Die Angeklagten sollen den Mann entführt und in dem Waldstück mit Tritten und Schlägen massiv verletzt und ihn dort sich selbst überlassen haben. Sie seien in den folgenden Tagen mehrfach zum Tatort zurückgekehrt, um weiter brutal auf ihn einzuwirken, weil er noch am Leben gewesen sei. Irgendwann, spätestens am Dienstag, 16. Juni, sei W. qualvoll gestorben. Als Motiv der Tat nennt die Anklage den Streit der Noch-Eheleute um den gemeinsamen Sohn sowie Sterbegeldversicherungen in Höhe von 17.000 Euro. Damit soll Stefanie W. ihre Komplizen motiviert haben.

„Angst um sich und ihren Verlobten“

Der Brief, drei eng beschriebene Seiten datiert vom 17. Juni 2021, also etwa einen Monat nach Prozessbeginn, wurde am Tag nach seinem Eingang in der Hauptverhandlung verlesen. Stefanie W. schrieb darin, sie habe das Auto fahren müssen. Sie sei von dem 29-jährigen Mitangeklagten Stefan B. gezwungen worden. Er habe sie mehrfach geschlagen und bedroht, schrieb sie. Weiter behauptete die Angeklagte, sie habe aus Angst um sich und ihren Verlobten mitgemacht, sei auch mehrfach zum Tatort gefahren. Im Grund heißt das: Sie ist mehr Opfer als Täterin.

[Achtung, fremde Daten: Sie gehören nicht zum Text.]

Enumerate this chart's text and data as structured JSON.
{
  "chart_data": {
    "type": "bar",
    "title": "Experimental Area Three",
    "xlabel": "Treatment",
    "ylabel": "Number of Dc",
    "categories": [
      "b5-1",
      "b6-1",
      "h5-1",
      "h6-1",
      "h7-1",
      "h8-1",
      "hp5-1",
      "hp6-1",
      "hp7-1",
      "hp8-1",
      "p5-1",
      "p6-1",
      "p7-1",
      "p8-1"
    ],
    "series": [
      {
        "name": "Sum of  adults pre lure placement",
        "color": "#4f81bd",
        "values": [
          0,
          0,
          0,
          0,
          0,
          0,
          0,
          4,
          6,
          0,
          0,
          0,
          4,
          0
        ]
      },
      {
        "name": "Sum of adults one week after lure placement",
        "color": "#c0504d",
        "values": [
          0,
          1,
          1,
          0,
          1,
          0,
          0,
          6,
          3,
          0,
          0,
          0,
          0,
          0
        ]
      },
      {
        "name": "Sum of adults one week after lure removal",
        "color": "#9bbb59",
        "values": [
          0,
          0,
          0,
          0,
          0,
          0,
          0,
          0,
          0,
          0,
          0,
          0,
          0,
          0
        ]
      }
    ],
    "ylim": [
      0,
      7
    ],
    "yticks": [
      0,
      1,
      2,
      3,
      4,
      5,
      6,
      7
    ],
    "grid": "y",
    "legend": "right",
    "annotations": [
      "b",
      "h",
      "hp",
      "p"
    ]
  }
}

Der „Verlobte“, das ist ein Mann aus Großenhain und angeblich der Vater von Stefanie W.s Zwillingen, die sie im Dezember 2020 in der Untersuchungshaft zur Welt gebracht hat. Mitte Juni war der Mann Zeuge in dem Mordprozess. Zuvor hatte Stefan B. ausgesagt, er liebe Stefanie W. und sei ab Ende Mai 2020 mit ihr zusammen gewesen. Mit dem bizarren Beziehungsgeflecht zwischen Noch-Ehemann Dirk W., dem neuem „Verlobten“ und dem angeblichen Liebhaber Stefan B. musste sich das Gericht schon mehrfach befassen.

Oliver Nießing, der Verteidiger von Stefanie W., versucht in der Endphase der Beweisaufnahme unter anderem auch, das Gutachten eines Insektenforschers zu erschüttern, der W.s Todeszeitpunkt zwischen Sonntag und Montagabend eingegrenzt hatte.

Am Montag, 24. Januar, könnten in der Verhandlung die Plädoyers beginnen.